The frictions add up, she says. Last fall, the company added an office in New York where employees voluntarily gather a couple of times a week to foster more cohesion.

Coming to the office, even on a hybrid basis, tends to yield a roughly 20% to 30% boost in serendipitous connections, according to Syndezo, which analysed survey data and email and messaging traffic from more than two dozen large companies.

Yet there are diminishing returns to time in person, says Philip Arkcoll , founder of Worklytics, which analyses workforce data for Fortune 500 companies. Coming in once a month provides a significant boost in ties; two or three times a month adds a little more, Worklytics data show. Once or twice a week results in a smaller increase, though, and working in-person four or five days a week makes almost no difference.

A business priority

Ernst & Young has asked managers to use the first five minutes of team calls to engage in conversation “as real human beings,” says Frank Giampietro , whose title, chief well-being officer for the Americas, was created in 2021 to help support employees during the pandemic.
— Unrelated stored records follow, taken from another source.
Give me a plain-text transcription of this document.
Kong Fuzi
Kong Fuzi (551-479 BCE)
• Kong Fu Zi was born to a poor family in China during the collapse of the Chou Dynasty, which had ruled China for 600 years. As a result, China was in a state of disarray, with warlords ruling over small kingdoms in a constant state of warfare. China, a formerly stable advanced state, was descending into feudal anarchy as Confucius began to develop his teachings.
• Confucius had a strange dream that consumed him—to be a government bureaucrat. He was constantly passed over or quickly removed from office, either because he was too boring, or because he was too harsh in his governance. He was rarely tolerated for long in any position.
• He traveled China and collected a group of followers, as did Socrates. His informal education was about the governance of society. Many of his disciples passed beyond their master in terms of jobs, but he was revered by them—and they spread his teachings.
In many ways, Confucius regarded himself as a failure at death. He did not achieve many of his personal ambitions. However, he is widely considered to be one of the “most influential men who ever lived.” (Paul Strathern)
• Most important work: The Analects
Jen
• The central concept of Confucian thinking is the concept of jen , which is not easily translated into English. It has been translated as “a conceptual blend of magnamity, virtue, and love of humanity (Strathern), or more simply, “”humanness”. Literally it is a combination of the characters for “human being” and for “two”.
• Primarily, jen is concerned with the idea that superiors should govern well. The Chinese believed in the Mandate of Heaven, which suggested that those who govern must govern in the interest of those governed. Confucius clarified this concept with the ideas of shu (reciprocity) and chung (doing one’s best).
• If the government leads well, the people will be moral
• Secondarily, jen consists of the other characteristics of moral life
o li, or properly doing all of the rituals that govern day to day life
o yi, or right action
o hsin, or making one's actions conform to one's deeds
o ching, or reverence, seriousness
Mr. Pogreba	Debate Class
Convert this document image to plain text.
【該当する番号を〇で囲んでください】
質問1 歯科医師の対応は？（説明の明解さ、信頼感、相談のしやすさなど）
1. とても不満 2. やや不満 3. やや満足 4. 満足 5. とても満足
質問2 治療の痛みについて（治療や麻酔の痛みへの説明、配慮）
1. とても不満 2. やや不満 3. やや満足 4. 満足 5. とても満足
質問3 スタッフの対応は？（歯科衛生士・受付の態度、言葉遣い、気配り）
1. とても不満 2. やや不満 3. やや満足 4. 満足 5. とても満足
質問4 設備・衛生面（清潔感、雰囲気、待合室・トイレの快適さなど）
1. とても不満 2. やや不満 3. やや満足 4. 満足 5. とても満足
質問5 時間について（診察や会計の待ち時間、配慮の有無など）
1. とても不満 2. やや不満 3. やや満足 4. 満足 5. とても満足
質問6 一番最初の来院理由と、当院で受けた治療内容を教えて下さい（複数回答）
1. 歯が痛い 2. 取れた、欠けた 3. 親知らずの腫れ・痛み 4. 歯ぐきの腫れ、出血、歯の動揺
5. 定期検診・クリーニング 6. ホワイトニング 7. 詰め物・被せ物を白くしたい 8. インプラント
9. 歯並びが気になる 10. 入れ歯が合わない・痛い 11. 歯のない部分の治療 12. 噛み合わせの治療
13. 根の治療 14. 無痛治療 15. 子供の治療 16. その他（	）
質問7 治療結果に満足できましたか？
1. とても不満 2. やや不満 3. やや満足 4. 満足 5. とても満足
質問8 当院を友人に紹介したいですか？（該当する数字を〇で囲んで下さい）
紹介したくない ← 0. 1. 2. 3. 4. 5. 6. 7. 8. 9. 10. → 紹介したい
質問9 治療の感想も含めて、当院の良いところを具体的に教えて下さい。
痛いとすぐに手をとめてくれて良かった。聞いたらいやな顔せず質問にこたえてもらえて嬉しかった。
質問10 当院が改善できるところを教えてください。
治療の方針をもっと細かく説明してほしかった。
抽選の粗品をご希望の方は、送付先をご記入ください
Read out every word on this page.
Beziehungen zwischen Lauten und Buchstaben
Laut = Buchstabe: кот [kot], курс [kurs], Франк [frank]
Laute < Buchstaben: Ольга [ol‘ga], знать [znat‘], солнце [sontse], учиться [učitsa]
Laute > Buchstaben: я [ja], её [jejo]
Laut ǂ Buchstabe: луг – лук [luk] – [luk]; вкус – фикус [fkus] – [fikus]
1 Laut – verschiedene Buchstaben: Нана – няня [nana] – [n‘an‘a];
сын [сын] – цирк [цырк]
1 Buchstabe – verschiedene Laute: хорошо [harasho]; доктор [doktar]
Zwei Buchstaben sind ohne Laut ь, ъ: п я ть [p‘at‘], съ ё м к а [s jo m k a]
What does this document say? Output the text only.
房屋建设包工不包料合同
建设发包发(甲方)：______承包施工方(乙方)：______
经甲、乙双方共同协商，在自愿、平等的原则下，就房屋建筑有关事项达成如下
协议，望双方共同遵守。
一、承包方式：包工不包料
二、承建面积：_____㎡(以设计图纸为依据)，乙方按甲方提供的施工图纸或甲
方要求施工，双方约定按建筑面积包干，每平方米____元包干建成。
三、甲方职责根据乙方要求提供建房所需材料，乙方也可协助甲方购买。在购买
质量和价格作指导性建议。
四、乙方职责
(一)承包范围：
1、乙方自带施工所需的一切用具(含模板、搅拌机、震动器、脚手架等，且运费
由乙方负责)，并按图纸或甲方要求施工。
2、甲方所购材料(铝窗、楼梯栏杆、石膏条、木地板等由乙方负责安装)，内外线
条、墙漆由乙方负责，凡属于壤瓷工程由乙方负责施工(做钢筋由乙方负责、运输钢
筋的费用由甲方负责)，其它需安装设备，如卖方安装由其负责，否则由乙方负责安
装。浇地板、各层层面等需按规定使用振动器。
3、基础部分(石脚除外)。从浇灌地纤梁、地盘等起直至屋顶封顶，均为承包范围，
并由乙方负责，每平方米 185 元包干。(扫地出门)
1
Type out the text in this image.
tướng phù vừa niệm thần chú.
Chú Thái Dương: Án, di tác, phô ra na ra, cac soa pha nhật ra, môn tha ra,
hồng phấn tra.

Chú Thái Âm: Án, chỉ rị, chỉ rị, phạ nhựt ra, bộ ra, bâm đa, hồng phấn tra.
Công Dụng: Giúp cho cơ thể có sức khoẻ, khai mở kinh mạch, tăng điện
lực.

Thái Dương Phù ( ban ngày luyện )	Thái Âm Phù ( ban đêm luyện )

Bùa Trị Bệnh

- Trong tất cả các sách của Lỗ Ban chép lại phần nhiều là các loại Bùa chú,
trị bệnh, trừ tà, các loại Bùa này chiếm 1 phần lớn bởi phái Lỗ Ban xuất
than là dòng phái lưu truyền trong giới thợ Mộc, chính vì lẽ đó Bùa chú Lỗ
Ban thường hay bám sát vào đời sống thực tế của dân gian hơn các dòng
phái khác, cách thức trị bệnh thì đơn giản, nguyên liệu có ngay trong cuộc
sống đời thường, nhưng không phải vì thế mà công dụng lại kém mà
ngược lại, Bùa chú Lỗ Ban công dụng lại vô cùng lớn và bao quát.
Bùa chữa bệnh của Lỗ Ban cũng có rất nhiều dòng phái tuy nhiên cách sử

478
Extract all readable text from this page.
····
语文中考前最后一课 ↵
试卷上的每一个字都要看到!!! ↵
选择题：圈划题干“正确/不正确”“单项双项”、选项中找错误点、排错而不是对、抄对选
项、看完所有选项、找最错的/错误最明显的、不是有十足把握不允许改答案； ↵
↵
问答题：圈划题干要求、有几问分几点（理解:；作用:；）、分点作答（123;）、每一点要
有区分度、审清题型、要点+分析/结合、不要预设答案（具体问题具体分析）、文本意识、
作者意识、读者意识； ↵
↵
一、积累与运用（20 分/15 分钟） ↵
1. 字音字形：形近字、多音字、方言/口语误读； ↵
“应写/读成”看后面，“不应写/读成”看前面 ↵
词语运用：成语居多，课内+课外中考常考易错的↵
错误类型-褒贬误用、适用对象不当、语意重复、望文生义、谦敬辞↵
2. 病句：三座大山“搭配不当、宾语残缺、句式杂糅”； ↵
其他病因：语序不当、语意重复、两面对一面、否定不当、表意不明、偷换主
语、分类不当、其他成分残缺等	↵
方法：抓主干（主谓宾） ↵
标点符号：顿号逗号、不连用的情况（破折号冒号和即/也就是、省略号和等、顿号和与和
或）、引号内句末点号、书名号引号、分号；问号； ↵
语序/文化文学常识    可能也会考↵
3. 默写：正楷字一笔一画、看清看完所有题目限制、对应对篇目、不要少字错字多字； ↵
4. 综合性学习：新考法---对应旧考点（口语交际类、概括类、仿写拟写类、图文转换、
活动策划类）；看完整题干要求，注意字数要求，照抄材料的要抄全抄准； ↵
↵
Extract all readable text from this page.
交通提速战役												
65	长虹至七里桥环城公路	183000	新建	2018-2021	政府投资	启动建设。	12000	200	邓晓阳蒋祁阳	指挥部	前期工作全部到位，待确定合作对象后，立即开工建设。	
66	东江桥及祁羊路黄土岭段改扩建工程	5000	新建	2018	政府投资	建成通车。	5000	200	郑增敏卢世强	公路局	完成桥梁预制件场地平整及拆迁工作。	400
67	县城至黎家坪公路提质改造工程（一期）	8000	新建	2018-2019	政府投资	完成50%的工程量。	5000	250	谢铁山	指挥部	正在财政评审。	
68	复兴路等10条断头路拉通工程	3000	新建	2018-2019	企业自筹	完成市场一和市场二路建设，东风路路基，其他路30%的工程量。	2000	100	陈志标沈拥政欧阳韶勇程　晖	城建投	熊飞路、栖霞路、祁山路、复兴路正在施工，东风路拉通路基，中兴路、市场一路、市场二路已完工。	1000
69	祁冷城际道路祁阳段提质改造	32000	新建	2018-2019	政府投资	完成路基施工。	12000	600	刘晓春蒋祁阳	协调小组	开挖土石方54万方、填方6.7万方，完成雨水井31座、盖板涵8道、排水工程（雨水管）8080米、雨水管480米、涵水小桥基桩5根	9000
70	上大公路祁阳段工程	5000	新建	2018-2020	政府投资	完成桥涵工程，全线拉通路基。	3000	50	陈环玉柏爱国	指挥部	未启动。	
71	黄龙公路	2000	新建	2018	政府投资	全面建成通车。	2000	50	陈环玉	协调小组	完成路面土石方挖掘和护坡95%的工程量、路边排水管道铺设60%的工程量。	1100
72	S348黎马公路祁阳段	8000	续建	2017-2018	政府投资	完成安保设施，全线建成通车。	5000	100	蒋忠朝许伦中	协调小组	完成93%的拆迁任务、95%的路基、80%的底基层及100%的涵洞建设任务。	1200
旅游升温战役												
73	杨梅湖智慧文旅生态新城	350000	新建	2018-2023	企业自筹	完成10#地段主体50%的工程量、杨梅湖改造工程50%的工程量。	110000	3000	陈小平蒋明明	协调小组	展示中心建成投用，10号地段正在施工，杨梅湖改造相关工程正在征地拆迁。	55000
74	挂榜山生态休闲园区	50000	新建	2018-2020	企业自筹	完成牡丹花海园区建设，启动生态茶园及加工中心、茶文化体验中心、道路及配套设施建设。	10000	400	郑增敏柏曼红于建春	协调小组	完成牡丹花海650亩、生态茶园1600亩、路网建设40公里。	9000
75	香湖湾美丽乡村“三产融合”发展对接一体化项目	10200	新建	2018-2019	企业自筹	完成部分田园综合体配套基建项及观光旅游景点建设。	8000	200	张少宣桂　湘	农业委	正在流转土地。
The professional-services firm is also training employees to spot and reach out to co-workers struggling with issues such as isolation. To date, more than 1,600 employees have taken the training.

One challenge is that American workers have sacrificed connection for productivity, says Julie Rice , co-founder of fitness chain SoulCycle. These days, with more business contacts preferring video calls, she finds breakfast meetings and coffee dates on her calendar have been replaced with Zoom. Though efficient, such video calls are less likely to yield conversations that can turn into useful professional connections or lasting friendships, she says.

“Even people I’m meeting with here in New York, we’ll just Zoom,” she says.

Last year, Rice co-founded Peoplehood, a company that runs “gathers” to improve connectivity and relationship skills, and employers are signing up. One, a beauty-services business with hundreds of field employees who never see each other, asked Peoplehood to host a series of gatherings for workers to meet and share job advice. Another, a marketing company with far-flung employees, requested help after surveys showed staff wanted to feel more connected.

“Whatever relationships we had pre-Covid have sort of run out of gas,” Rice says.

Good luck prodding employees to socialise, though. Nearly all the 150-odd staff at the Pleasanton, Calif., headquarters of Shaklee, the nutrition-supplements company, used to attend annual Earth Day gatherings, which involved community service, lunch and breaking early for the day, says Jonathan Ramot , the company’s North American human-resources director. Office happy hours, bowling outings and “mix and mingles” were also robustly attended.

Now that the workforce has gone remote, last year’s Earth Day event attracted 20 staffers, even though most workers live nearby.

“We have a lot of people asking for in-person events, but when we plan them, they don’t show up,” Ramot says. “Then they complain they’re lonely.”

This past April, Shaklee instead held a mandatory get-together with the chief executive, who had relocated to Florida during the pandemic and was in town. About 100 employees gathered at a brewery for food, drinks and conversation—and no speeches from the bosses.

There was a buzz in the air, Ramot says, as staff hugged and delighted in seeing each other, some for the first time. “People were saying, I miss this,” he says.